Since Tarzan & Jane are one of the most iconic couples in fiction, their relationship had to reflect that. Tarzan rescues Jane from baboons, learns to speak like her, and compares her hand with his. Their romance is a lot like Hercules & Meg in how it’s crucial, but doesn’t happen until later in the film. Kerchak warns the gorillas to stay away, except Tarzan is too curious, and learns everything there is to know about being a man. He finally agrees to show them the gorillas, but it all goes wrong and Tarzan is lost between two worlds. So Kala tells him the truth about his parents in a manner that adoptive parents will be touched by. It seems like Tarzan will explore his Greystoke roots in London, but Clayton betrays everyone when he shows his true colors.
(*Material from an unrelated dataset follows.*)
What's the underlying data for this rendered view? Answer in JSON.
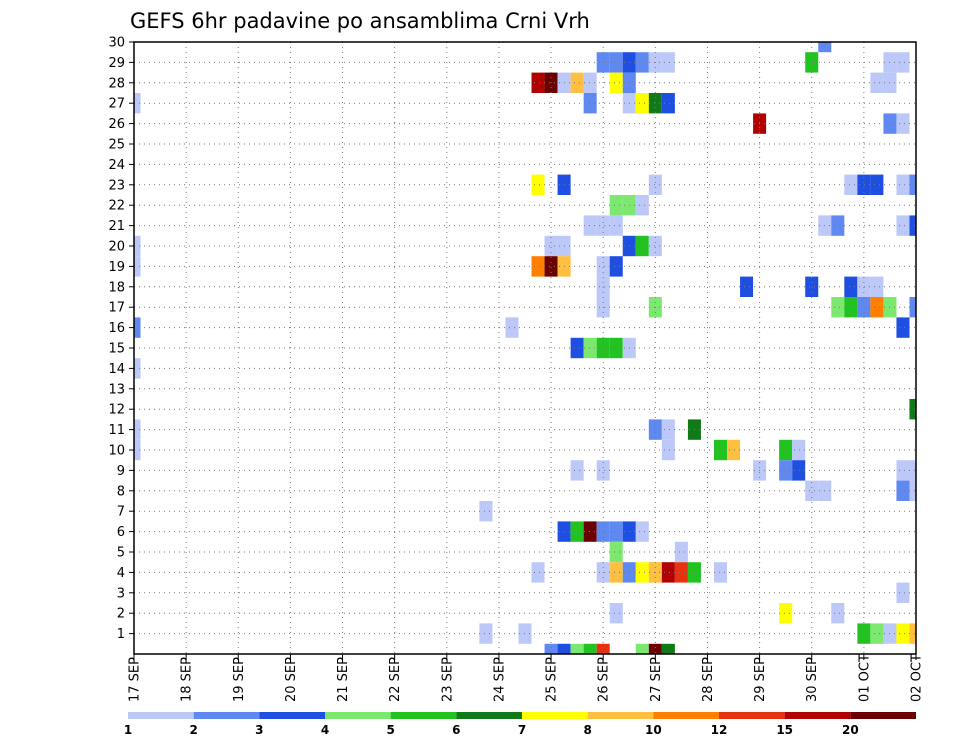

Terk & Tantor help him escape the boat and Tarzan realises his ape family is where he truly belongs. Clayton fatally shoots Kerchak before an atmospheric final confrontation against Tarzan in the trees.
In one of the most chilling Disney villain deaths, Clayton angrily chops through all the vines but the one around his neck. That would be dark enough, except you can see his hanging body in the shadow of the thunder. Kerchak sadly dies not long after accepting Tarzan as his son. Making Tarzan the new alpha. Although it seems like Jane and her father will leave forever, they decide to stay, and Jane is accepted by the gorillas with an “Ooo-ooh-ee-ah-ooo.” The Disney Renaissance ends in the most satisfying way as Tarzan & Jane swing through the trees and Tarzan lets out an incredible chest pounding yell. Tarzan was a major animation achievement that showed just how far the studio came in 10 years. Computer animation was used in the most extensive way at the time. A technique was created called Deep Canvas that allowed digital backgrounds to resemble traditional 2D paintings. The jungles of Africa are absolutely breathtaking.
As are the exhilarating swinging and surfing sequences. Which are obviously meant to resemble the totally radical extreme sports of the 90’s. Something only animation can turn into a spectacle. The medium is a far better fit for a story with talking gorillas who are just as stylized as other Disney animals, but the studio still studied the great apes closely. Humans are in no particular style apart from maybe the illustrations of some books. Music is always important to Disney, but Tarzan isn’t a traditional musical. Frankly I agree that breaking into song wouldn’t work for the story. Like Elton John, famous contemporary artist Phil Collins elevates the soundtrack with several amazing original songs. Ending the Disney Renaissance with a whopping 11 Oscars before Best Animated Feature was even created. The Oscar winning “You’ll Be in My Heart” is a beautiful lullaby for mother’s everywhere. “Son of Man” is an inspirational coming of age tune. “Strangers Like Me” is an exciting journey of discovery. While “Trashin’ the Camp” is a catchy Stomp inspired smash. But it’s the opening and closing song “Two Worlds” that really stays with you. Tarzan goes to show that families come in many forms.